What Wall Street gets wrong about Washington, and vice versa
By Ezra Klein,
This is a very good post by Megan McArdle on the way Wall Street and Washington misunderstand each other:
I dialed into a sell-side conference call last week to hear what sort of high-level analysis the bond vigilantes were doing, and the answer seemed to be that they knew less than I did. I didn’t hear anything about the process that I couldn’t have read in the pages of the New York Times or the Wall Street Journal — or my own blog. Listening, I thought of the frustration I’ve often had with people in New York who blithely lay out political strategies for their favored party that couldn’t possibly actually work, either because said New Yorkers don’t understand the institutional barriers, or because they don’t understand what is actually popular outside of Manhattan and Brooklyn. Even a misunderstanding of small technical questions — like the need for a CBO score, the vulnerability of bills to amendment, or the time it takes to whip votes — lead people outside of Washington to frequently underestimate the difficulties of doing the “obvious” thing.
On the flip side, it’s also clear to me that many people in Washington are living in a bubble where procedure and politics often shut out common sense. I know I’m losing valuable intelligence about what’s happening in the financial sector, because I’m simply not marinating in it every day. On that same call, I heard an analyst make a point about proposed 14th Amendment bypass of the debt limit, which was so obvious that I couldn’t believe I hadn’t thought of it: To wit, even if the Treasury simply went ahead and issued more debt, who was going to buy these instruments of dubious legality? And at what price? Yet all the DC people I’d seen writing about the “14th Amendment Solution” had focused on the legality of the move, or the political fallout; no one had thought about, like, finding customers for the debt ...
There are people in Washington who get Wall Street, and people on Wall Street who get Washington. But they are a small minority in both places. I submit that this disconnect is dangerous. Wall Street is giving us too much rope to hang ourselves because they don’t really understand the barriers to achieving fiscal sanity — and Washington is taking it, because they don’t really understand how Wall Street thinks, and what the bond traders will do when they finally decide that we’re likely to default.
Read the whole thing. The only thing I’d add is that I’m often struck by how many people there are in Washington who don’t understand the legislative process, have only very vague ideas about how polarization has changed in recent decades, have no idea of the role that baselines play in the budget process, etc. These people often have other areas where they’re extremely knowledgeable — campaigns, for instance — but in off-years, they’re called to comment on the legislative process and they get quite a lot wrong.
I’d liken it to the fact that Wall Street had a lot of people who were trading bonds based on mortgages but didn’t have a lot of technical expertise in the housing market.

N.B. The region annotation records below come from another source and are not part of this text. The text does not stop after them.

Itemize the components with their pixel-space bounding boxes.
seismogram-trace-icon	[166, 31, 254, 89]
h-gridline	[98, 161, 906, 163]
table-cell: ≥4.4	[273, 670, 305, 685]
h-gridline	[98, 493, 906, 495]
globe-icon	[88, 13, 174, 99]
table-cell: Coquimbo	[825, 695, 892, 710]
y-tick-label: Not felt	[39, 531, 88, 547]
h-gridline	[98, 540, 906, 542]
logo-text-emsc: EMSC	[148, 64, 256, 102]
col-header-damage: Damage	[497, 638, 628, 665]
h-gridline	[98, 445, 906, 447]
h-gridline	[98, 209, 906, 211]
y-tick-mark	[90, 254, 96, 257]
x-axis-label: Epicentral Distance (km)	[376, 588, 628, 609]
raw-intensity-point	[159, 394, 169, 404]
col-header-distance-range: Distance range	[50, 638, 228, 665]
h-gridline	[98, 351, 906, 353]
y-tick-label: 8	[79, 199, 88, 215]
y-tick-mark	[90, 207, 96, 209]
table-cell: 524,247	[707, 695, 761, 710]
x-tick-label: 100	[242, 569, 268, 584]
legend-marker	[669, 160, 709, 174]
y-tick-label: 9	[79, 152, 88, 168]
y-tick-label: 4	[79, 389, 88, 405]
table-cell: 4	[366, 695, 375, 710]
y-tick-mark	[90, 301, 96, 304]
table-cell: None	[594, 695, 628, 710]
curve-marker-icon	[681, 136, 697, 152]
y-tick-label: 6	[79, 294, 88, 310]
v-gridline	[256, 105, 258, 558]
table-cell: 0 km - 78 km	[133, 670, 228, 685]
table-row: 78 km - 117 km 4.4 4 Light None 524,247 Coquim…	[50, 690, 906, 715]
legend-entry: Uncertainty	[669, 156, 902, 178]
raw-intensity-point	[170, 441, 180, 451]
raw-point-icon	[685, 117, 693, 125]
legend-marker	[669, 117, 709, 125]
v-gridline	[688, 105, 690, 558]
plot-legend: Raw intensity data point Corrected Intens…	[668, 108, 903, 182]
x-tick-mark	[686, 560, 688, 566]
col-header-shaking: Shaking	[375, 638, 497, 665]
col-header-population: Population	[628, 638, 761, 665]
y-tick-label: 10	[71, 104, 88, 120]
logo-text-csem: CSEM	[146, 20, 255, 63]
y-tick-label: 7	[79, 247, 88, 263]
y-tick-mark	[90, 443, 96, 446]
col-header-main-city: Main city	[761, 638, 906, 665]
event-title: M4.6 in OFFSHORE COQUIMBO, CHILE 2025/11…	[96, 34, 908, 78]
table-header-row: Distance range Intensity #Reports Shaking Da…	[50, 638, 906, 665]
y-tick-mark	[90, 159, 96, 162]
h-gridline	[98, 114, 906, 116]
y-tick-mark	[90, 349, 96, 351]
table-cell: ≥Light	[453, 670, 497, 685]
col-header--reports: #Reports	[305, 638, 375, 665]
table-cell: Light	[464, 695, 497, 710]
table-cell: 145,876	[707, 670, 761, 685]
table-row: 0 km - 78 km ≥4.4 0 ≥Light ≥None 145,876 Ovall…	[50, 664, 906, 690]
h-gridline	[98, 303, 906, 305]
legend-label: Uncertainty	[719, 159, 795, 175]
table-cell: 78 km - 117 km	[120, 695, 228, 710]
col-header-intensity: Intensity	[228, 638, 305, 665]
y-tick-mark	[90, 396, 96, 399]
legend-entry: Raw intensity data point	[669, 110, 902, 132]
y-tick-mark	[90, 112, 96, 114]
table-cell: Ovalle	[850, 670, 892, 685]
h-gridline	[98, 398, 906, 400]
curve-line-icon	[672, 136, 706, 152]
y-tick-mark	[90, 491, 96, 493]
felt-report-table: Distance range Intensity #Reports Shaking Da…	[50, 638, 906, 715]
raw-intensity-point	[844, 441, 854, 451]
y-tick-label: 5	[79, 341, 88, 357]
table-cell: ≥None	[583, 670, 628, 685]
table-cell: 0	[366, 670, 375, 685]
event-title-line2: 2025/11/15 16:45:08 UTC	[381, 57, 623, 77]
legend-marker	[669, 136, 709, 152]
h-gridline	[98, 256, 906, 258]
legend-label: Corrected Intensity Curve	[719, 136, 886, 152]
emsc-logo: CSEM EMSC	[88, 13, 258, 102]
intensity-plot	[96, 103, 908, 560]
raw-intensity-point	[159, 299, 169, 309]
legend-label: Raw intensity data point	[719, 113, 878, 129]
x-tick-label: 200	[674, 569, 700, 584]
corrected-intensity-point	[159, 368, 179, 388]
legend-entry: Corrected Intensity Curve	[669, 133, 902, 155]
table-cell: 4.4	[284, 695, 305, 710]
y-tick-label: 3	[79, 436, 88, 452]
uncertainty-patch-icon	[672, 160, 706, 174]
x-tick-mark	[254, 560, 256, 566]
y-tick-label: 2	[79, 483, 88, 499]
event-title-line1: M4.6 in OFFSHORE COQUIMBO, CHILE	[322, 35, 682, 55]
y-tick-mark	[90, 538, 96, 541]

They missed the subprime crisis, and I worry that there are a lot of folks in Washington who are missing, for lack of a better word, the gridlock crisis, and are thus leading people — on Wall Street and elsewhere — to be overly sanguine about the political system’s ability to continuously get the job done. The people I know who have a deeper understanding of how Congress has changed in recent decades tend to be much more worried about a catastrophic breakdown in the coming years.
One place where you see some of that disconnect is in the yields on Treasury bonds, where you see that the market’s confidence in us is very high, even though Washington’s confidence in itself is, increasingly, quite low. Part of that is a flight-to-safety spurred by the financial crisis and the European debt crisis and other sources of global financial uncertainty, but I’ve had very senior government officials tell me they think Treasury debt is probably underpriced, that the market is probably too confident in our ability to solve our problems, and I broadly agree.